Ворот блузки у нее оброс воздушными фестончатыми финтифлюшками, и рядом с их колыханием даже комсомольский значок на дерзко высокой груди смотрелся какой-то изысканной, неведомой ювелирам брошью.
А выше финтифлюшек, слепящим ударом изнутри — нежная кожа хрупких незагорелых ключиц. Таких беззащитных, что стоит глянуть хотя бы мельком — пересыхает в горле.
Лица у них тоже были что твои единство и борьба противоположностей.
Сережку увидишь, и сразу ясно: вот человек, которому хоть сейчас можно доверить хочешь эскадрилью, хочешь авиаполк. Но ни в коем случае — никаких двусмысленных операций, никаких конфиденциальных переговоров с намеками, обиняками и недоговорками. Что ему там скажут — он просто не поймет и, слушая розовые и округлые, как буржуйские ляжки, фразы, решит, будто у него теперь на одного верного друга стало больше; а сам ответит так, что лучше бы уж сразу отбомбился. Я-то знал, что в свои двадцать пять он стал немножко умнее своей скуластой, вихрастой, честной, как булыжник, физиономии; но если бы не ремни да петлицы, его и теперь можно было принять за подпаска-переростка, что забрел в город, заблудившись в поисках пропавшей буренки.
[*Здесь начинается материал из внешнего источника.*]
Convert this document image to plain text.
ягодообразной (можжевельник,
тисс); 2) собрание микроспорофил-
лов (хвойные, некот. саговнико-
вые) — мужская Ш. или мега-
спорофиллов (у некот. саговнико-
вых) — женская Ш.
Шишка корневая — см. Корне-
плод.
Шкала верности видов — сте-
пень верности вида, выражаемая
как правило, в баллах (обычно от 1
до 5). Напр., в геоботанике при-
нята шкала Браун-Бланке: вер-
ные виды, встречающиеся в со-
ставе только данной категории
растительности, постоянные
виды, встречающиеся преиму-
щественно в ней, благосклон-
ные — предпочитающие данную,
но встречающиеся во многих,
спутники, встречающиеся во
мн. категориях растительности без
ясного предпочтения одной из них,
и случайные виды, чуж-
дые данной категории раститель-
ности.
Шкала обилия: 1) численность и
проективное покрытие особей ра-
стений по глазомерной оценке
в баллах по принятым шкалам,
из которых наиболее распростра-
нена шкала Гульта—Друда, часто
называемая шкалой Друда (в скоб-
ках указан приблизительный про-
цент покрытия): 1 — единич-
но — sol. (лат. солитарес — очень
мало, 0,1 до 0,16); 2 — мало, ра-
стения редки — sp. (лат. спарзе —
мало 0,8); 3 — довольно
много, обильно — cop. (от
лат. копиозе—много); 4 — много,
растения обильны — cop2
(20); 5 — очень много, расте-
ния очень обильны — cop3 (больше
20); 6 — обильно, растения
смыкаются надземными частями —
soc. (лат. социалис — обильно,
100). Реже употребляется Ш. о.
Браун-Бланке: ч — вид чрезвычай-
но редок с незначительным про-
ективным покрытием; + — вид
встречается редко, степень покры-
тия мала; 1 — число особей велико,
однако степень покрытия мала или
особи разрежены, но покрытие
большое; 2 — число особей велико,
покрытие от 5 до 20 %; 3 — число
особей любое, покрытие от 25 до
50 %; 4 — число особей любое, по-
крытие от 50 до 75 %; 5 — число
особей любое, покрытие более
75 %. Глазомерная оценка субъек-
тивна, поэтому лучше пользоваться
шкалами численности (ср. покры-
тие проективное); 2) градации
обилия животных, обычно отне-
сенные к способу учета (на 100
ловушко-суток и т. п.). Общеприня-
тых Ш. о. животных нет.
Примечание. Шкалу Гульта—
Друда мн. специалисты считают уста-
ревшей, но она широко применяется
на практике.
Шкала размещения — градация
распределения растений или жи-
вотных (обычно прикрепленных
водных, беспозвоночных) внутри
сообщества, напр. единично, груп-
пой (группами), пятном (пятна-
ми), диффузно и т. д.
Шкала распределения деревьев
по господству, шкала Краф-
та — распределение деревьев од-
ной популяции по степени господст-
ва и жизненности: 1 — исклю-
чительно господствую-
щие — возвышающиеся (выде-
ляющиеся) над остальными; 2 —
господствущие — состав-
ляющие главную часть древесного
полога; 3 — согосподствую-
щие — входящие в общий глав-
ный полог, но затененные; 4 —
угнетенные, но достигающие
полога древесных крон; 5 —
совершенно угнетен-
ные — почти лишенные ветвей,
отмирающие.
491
У Нади лицо было, что называется, интеллигентное. У нас же с некоторых пор как: нос картошкой, волос рус — простонародное лицо; нос с горбинкой и вообще анфас с профилем подальше от нюшек, грушек и парашек, поближе к ядвигам, эсфирям и шаганэ — интеллигентное лицо. Поступь истории. Интеллигенты с носами картошкой либо давно сгнили в расстрельных ямах чрезвычаек, либо мыкали свои таланты по европейским задворкам и, ошеломленные кособокостью большевистского интернационализма, кто сознанием, кто подсознанием мечтали о русском Гитлере.